Betye Saar is one of the most important artists of our time. Her transformative oeuvre explores and memorializes Black life and women's work, as well as challenges canonical categories and the white gaze. Her prescient language of assemblage deconstructs and reimagines ideas and objects, making space for and giving permission to three generations of Los Angeles artists to embrace the convergences of aesthetics with racial identity, mysticism, gender and culturally relevant themes.
My friendship with Betye Saar began after a public conversation we had at the California African American Museum in 2006. Since then, we have collaborated, traveled together, hunted and gathered, and discovered our shared interests in family, history, gardening and encouraging artists to create work that builds powerful visual literacy for their communities.

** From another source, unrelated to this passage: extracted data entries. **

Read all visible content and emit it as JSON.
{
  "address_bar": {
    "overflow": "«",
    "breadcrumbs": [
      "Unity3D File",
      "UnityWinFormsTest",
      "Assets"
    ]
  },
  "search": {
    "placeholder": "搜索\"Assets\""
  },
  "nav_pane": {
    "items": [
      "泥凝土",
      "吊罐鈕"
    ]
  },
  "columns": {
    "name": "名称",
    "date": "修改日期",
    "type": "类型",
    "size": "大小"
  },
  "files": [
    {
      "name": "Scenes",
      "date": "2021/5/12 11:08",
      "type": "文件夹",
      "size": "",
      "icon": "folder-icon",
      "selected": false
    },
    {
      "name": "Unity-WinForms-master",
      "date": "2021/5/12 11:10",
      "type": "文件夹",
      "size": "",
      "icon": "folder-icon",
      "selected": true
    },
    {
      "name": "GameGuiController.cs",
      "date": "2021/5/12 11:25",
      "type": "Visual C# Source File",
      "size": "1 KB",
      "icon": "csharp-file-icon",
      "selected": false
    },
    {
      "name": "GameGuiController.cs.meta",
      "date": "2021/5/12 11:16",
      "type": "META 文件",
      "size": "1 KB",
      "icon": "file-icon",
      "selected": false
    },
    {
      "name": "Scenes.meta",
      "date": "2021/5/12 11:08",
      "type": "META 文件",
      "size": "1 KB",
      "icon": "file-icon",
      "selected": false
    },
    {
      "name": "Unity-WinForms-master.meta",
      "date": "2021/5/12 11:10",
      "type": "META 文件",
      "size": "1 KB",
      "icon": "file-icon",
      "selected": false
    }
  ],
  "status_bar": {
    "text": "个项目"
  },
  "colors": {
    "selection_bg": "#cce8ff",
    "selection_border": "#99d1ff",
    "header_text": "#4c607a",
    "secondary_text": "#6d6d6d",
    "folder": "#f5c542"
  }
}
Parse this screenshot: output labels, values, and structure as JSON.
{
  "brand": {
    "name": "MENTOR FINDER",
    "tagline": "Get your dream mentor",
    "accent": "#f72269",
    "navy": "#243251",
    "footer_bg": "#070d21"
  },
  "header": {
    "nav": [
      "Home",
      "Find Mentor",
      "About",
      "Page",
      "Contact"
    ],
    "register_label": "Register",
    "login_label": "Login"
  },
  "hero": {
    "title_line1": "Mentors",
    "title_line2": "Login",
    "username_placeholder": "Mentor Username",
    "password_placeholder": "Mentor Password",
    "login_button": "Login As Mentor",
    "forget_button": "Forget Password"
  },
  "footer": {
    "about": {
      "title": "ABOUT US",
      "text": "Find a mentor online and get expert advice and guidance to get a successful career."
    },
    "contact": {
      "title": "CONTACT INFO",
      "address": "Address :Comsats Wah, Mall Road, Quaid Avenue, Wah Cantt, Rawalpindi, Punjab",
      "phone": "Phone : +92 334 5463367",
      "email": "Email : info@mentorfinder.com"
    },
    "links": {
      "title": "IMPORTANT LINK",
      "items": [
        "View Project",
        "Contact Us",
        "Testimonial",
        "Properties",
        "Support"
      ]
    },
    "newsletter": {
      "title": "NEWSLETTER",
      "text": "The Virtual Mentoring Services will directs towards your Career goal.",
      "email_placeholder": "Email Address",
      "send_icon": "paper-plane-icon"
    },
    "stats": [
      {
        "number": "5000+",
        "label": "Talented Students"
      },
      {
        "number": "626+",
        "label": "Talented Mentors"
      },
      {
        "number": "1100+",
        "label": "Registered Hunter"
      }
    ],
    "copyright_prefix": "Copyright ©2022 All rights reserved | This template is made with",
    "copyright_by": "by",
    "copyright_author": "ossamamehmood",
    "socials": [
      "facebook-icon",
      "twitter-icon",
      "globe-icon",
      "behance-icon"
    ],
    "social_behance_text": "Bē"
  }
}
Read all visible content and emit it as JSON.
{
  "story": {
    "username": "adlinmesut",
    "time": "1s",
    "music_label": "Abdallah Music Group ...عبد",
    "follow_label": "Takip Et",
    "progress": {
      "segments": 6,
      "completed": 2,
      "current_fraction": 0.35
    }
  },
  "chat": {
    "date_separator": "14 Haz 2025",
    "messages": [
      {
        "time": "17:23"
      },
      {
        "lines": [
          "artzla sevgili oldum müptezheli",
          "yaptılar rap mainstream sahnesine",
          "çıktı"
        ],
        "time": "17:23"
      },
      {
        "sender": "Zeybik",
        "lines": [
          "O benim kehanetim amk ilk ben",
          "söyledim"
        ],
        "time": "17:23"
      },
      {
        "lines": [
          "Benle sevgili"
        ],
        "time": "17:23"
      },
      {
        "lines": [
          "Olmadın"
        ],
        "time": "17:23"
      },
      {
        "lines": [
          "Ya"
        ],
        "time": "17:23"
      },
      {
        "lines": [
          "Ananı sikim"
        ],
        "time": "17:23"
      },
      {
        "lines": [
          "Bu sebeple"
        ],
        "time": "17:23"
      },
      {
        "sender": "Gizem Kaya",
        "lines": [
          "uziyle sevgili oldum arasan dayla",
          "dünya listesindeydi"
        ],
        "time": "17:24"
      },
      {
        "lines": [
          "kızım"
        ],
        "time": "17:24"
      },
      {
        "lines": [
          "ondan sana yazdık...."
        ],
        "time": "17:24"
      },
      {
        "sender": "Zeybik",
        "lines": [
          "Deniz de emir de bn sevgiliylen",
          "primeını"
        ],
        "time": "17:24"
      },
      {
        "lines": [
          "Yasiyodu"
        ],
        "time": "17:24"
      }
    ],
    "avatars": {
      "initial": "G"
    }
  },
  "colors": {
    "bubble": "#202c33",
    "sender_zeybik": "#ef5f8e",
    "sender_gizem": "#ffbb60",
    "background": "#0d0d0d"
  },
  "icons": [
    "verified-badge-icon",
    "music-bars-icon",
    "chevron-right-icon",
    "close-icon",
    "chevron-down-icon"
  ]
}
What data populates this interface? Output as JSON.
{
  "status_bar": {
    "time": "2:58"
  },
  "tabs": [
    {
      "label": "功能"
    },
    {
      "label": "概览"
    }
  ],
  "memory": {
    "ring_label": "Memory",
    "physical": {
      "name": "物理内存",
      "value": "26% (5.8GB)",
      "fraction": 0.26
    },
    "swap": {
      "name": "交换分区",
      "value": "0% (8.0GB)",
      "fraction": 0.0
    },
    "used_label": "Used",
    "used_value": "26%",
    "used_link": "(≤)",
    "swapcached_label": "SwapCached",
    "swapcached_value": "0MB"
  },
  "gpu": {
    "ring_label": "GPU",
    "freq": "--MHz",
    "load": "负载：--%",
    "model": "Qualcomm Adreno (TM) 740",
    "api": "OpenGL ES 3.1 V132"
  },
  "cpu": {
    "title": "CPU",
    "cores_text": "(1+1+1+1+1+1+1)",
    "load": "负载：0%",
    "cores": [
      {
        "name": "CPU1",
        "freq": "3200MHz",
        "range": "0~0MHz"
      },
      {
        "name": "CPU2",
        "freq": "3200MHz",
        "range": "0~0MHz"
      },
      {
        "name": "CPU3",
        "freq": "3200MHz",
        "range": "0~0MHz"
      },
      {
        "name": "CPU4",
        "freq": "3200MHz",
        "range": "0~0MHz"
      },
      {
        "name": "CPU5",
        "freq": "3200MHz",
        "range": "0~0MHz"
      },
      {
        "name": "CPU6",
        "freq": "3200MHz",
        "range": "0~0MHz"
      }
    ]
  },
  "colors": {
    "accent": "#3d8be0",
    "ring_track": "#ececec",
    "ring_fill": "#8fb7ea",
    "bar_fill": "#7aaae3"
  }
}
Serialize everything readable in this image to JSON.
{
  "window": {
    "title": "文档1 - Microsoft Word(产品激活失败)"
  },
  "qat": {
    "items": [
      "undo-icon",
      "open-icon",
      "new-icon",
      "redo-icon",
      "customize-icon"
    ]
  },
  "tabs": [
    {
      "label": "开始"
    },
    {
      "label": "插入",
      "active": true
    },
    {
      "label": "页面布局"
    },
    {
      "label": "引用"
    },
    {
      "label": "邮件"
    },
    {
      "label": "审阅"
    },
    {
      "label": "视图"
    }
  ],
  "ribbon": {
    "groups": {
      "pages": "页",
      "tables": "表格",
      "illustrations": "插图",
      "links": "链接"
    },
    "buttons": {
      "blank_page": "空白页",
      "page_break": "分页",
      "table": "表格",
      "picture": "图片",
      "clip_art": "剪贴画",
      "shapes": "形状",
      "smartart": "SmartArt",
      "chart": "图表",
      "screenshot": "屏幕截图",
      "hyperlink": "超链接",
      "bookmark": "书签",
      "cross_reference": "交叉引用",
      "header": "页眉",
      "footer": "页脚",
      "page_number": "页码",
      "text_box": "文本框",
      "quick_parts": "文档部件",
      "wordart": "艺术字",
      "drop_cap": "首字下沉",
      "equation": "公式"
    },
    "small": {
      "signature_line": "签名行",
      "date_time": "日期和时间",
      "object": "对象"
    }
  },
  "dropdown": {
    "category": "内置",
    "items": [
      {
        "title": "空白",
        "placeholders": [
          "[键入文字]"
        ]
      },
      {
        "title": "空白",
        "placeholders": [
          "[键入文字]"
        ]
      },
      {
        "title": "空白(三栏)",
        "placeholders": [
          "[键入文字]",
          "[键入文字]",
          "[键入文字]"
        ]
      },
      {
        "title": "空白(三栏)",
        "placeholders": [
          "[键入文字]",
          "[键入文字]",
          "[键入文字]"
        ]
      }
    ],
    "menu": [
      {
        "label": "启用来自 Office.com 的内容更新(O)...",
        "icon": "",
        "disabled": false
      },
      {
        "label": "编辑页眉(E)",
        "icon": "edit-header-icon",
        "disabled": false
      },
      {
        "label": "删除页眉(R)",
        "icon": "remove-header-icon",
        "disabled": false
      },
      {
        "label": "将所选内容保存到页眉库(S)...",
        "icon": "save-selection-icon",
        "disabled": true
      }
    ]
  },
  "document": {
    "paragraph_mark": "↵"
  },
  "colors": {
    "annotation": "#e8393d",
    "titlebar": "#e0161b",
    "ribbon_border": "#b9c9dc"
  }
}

Mojo Rising celebrates her near 50-year relationship with Cal State LA, that mounted her first survey exhibition in 1973. It also demonstrates the extent of Saar's influence and the roots she has cultivated for her daughters, grandchildren, students and every artist who encounters her work. The artists included here represent a small selection of those who benefit from her wisdom, creativity, generosity and the experience of living Betye Saar's hometown.
This exhibition showcases Betye Saar's work and the visual dialogue other artists have with her. The confluences are evident in intention, in recycling found objects, imbuing common materials with mystic meaning, using sacred geometry, and honoring the ancestors (recent and long past) with work that speak to both aesthetics and narratives that must be told and shared.